2. Are you an urchin?  If so, consider writing a novel instead.
3. Have carnal encounters with anyone but another poet.  For obvious reasons, you do not want to set a plot line in motion. (See: 2.)
4. As Paul Thek said in 1972: “Redesign the human genitals so that they might be more equitable.”  (See: 3.)
5. Select notebooks with great effort, using every ounce of your psychic intensity.  I once casually purchased a soft cover moleskin.  What a disaster!  (I write on my knees.  The notebook wouldn’t open flat.)

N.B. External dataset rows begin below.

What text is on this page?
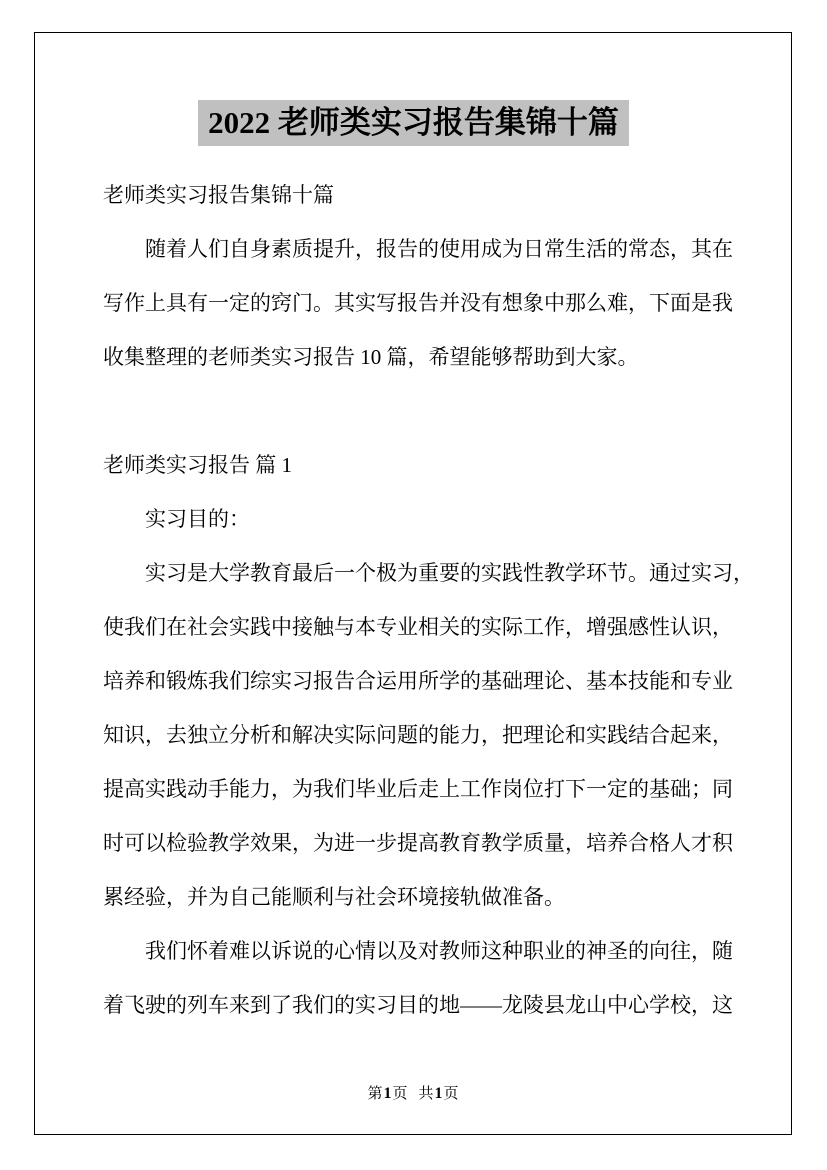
2022 老师类实习报告集锦十篇
老师类实习报告集锦十篇
随着人们自身素质提升，报告的使用成为日常生活的常态，其在
写作上具有一定的窍门。其实写报告并没有想象中那么难，下面是我
收集整理的老师类实习报告 10 篇，希望能够帮助到大家。
老师类实习报告 篇 1
实习目的：
实习是大学教育最后一个极为重要的实践性教学环节。通过实习，
使我们在社会实践中接触与本专业相关的实际工作，增强感性认识，
培养和锻炼我们综实习报告合运用所学的基础理论、基本技能和专业
知识，去独立分析和解决实际问题的能力，把理论和实践结合起来，
提高实践动手能力，为我们毕业后走上工作岗位打下一定的基础；同
时可以检验教学效果，为进一步提高教育教学质量，培养合格人才积
累经验，并为自己能顺利与社会环境接轨做准备。
我们怀着难以诉说的心情以及对教师这种职业的神圣的向往，随
着飞驶的列车来到了我们的实习目的地——龙陵县龙山中心学校，这
第1页 共1页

6. Bioluminesce. Write sentences in a darkened room.  Lie on the floor and have other people gently rearrange your limbs. A poetry of hotel rooms, jungles and urban aquariums:

7. Reveal your soft side.  Populate your work with rueful remarks, owl bones, ice flowers on the Big Thompson, the slow motion collapse of a girl to the ground, and so on.  Keep doing this until you’re performing, almost by chance, a gruesome scene.